La seconde manière est de joindre par un qui l'adjectif au substantif: Il y a des craintes qui sont raisonnables. Mais ce qui n'empêche pas que ces propositions ne puissent être simples dans le sens, quoique complexes dans l'expression: car c'est comme si on disait simplement : Quelques craintes sont raisonnables. Ces façons de parler sont encore plus ordinaires que les précédentes : Il y a des hommes qui n'aiment qu'eux-mêmes; il y a des chrétiens qui sont indignes de ce nom.

On se sert quelquefois en latin d'un mot semblable. HORACE.

Sunt quibus in satyrâ videor nimis acer, et ultra

Legem tendere opus 61.

Ce qui est la même chose que s'il avait dit :

Quidam existimant me nimis acrem esse in satyrâ.

Il y en a qui me croient trop piquant dans la satire.

De même dans l'Écriture: Est qui nequiter se humiliat; il y en a qui s'humilient mal.

Omnis, tout, avec une négation, fait aussi une proposition particulière, avec cette différence, qu'en latin la négation précède omnis, et en français elle suit tout: Non omnis qui dicit mihi, Domine, Domine, intrabit in regnum cælorum 62. Tous ceux qui me disent, Seigneur, Seigneur, n'entreront point dans le royaume des cieux. Non omne peccatum est crimen. Tout péché n'est pas un crime.

Néanmoins dans l'hébreu, non omnis est souvent pour nullus, comme dans le psaume: Non justificabitur in conspectu tuo omnis vivens 63, nul homme vivant ne se justifiera devant Dieu. Cela vient de ce qu'alors la négation ne tombe que sur le verbe, et non point sur omnis.

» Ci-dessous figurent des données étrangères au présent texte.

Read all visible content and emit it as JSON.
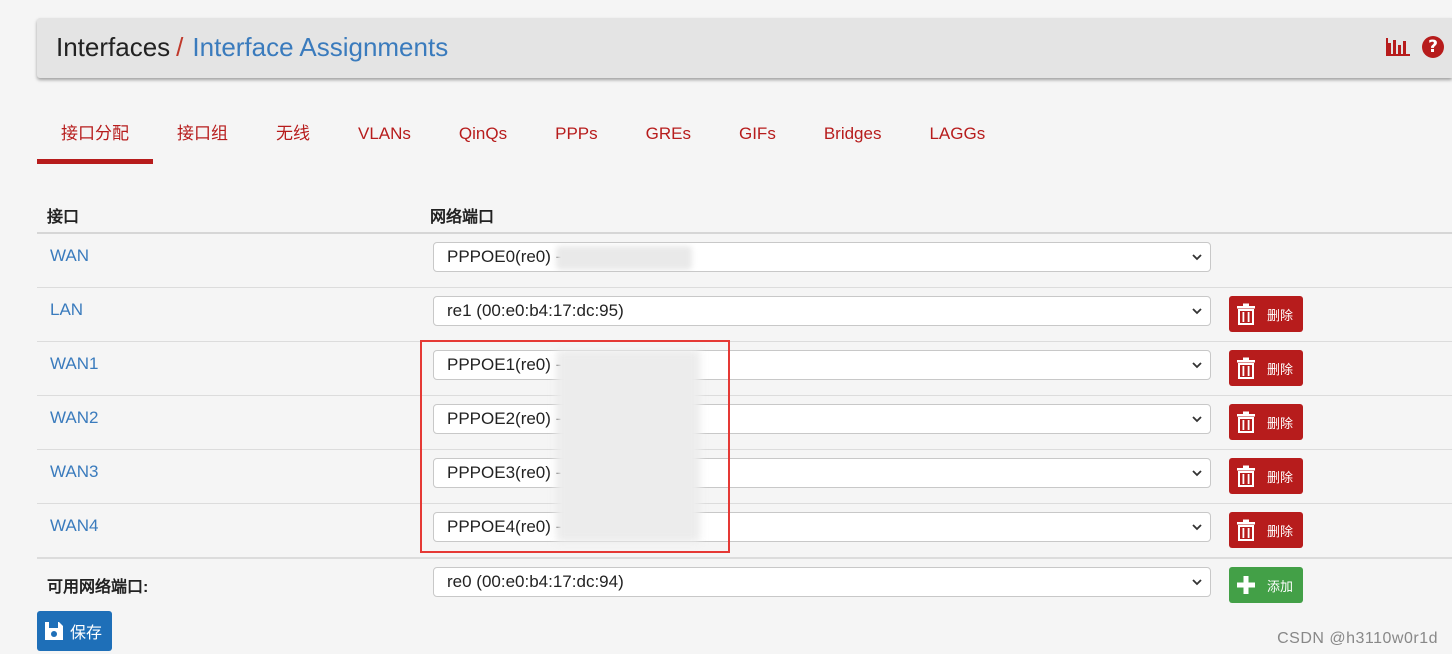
{
  "breadcrumb": {
    "section": "Interfaces",
    "separator": "/",
    "page": "Interface Assignments"
  },
  "header_icons": [
    "bar-chart-icon",
    "help-icon"
  ],
  "tabs": [
    {
      "label": "接口分配",
      "active": true
    },
    {
      "label": "接口组"
    },
    {
      "label": "无线"
    },
    {
      "label": "VLANs"
    },
    {
      "label": "QinQs"
    },
    {
      "label": "PPPs"
    },
    {
      "label": "GREs"
    },
    {
      "label": "GIFs"
    },
    {
      "label": "Bridges"
    },
    {
      "label": "LAGGs"
    }
  ],
  "table": {
    "headers": {
      "interface": "接口",
      "port": "网络端口"
    },
    "rows": [
      {
        "name": "WAN",
        "port": "PPPOE0(re0) -",
        "action": ""
      },
      {
        "name": "LAN",
        "port": "re1 (00:e0:b4:17:dc:95)",
        "action": "删除"
      },
      {
        "name": "WAN1",
        "port": "PPPOE1(re0) -",
        "action": "删除"
      },
      {
        "name": "WAN2",
        "port": "PPPOE2(re0) -",
        "action": "删除"
      },
      {
        "name": "WAN3",
        "port": "PPPOE3(re0) -",
        "action": "删除"
      },
      {
        "name": "WAN4",
        "port": "PPPOE4(re0) -",
        "action": "删除"
      }
    ],
    "available": {
      "label": "可用网络端口:",
      "port": "re0 (00:e0:b4:17:dc:94)",
      "action": "添加"
    }
  },
  "save_label": "保存",
  "watermark": "CSDN @h3110w0r1d",
  "colors": {
    "accent_red": "#b71c1c",
    "link_blue": "#3a7bbd",
    "add_green": "#43a047",
    "save_blue": "#1e6fb8",
    "highlight_red": "#e53935"
  }
}
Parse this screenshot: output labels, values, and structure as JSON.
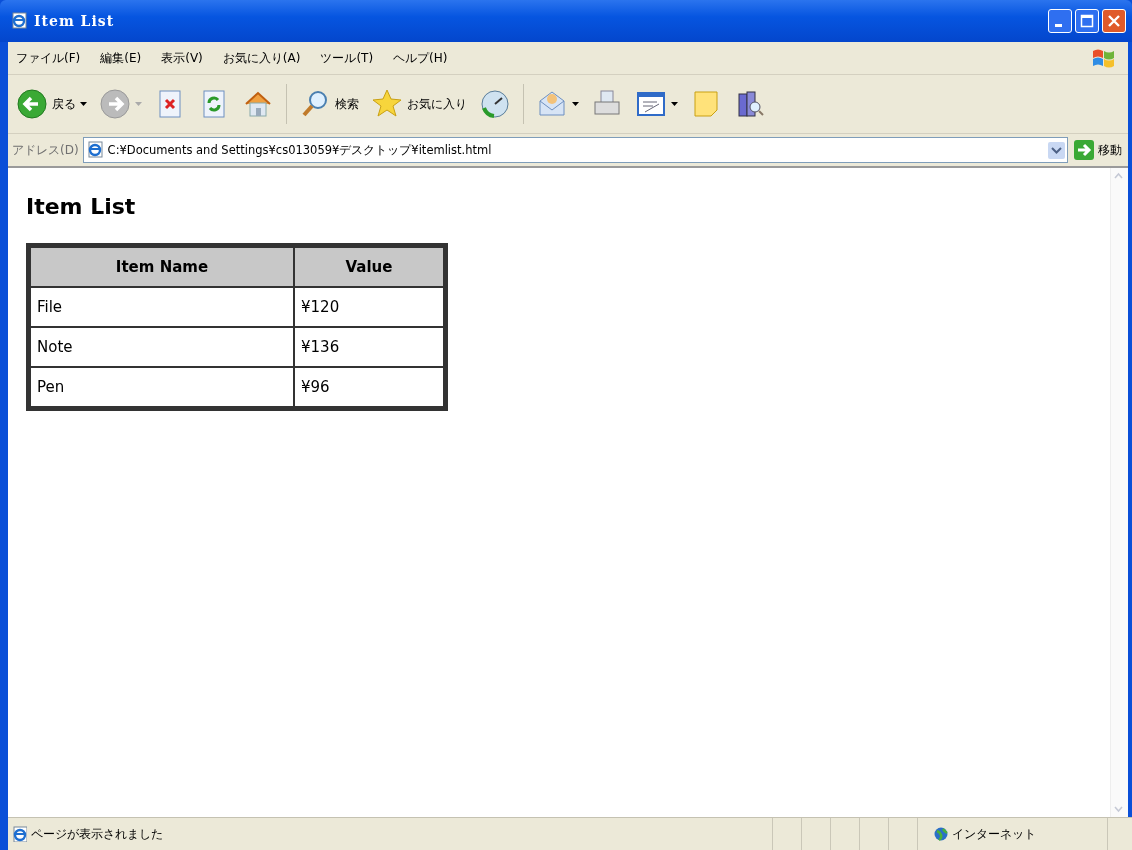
{
  "window": {
    "title": "Item List"
  },
  "menu": [
    "ファイル(F)",
    "編集(E)",
    "表示(V)",
    "お気に入り(A)",
    "ツール(T)",
    "ヘルプ(H)"
  ],
  "toolbar": [
    {
      "kind": "back",
      "label": "戻る",
      "disabled": false
    },
    {
      "kind": "forward",
      "disabled": true
    },
    {
      "kind": "stop"
    },
    {
      "kind": "refresh"
    },
    {
      "kind": "home"
    },
    {
      "kind": "sep"
    },
    {
      "kind": "search",
      "label": "検索"
    },
    {
      "kind": "favorites",
      "label": "お気に入り"
    },
    {
      "kind": "history"
    },
    {
      "kind": "sep"
    },
    {
      "kind": "mail"
    },
    {
      "kind": "print"
    },
    {
      "kind": "edit"
    },
    {
      "kind": "note"
    },
    {
      "kind": "research"
    }
  ],
  "address": {
    "label": "アドレス(D)",
    "value": "C:¥Documents and Settings¥cs013059¥デスクトップ¥itemlist.html",
    "go": "移動"
  },
  "page": {
    "heading": "Item List",
    "table": {
      "columns": [
        "Item Name",
        "Value"
      ],
      "rows": [
        [
          "File",
          "¥120"
        ],
        [
          "Note",
          "¥136"
        ],
        [
          "Pen",
          "¥96"
        ]
      ]
    }
  },
  "status_bar": {
    "text": "ページが表示されました",
    "zone": "インターネット"
  }
}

OBSERVATION VI. Voilà quelques observations assez utiles quand il y a un terme d'universalité, comme tout, nul, etc. Mais quand il n'y en a point, et qu'il n'y a point aussi de particularité, comme

quand je dis, l'homme est raisonnable,{l'homme est juste, c'est une question célèbre parmi les philosophes, si ces propositions, qu'ils appellent indéfinies, doivent passer pour universelles ou pour particulières; ce qui doit s'entendre quand elles sont sans aucune suite de discours, ou qu'on ne les a point déterminées par la suite à aucun de ces sens; car il est indubitable qu'on doit prendre le sens d'une proposition, quand elle a quelque ambiguïté, de ce qui l'accompagne dans le discours de celui qui s'en sert.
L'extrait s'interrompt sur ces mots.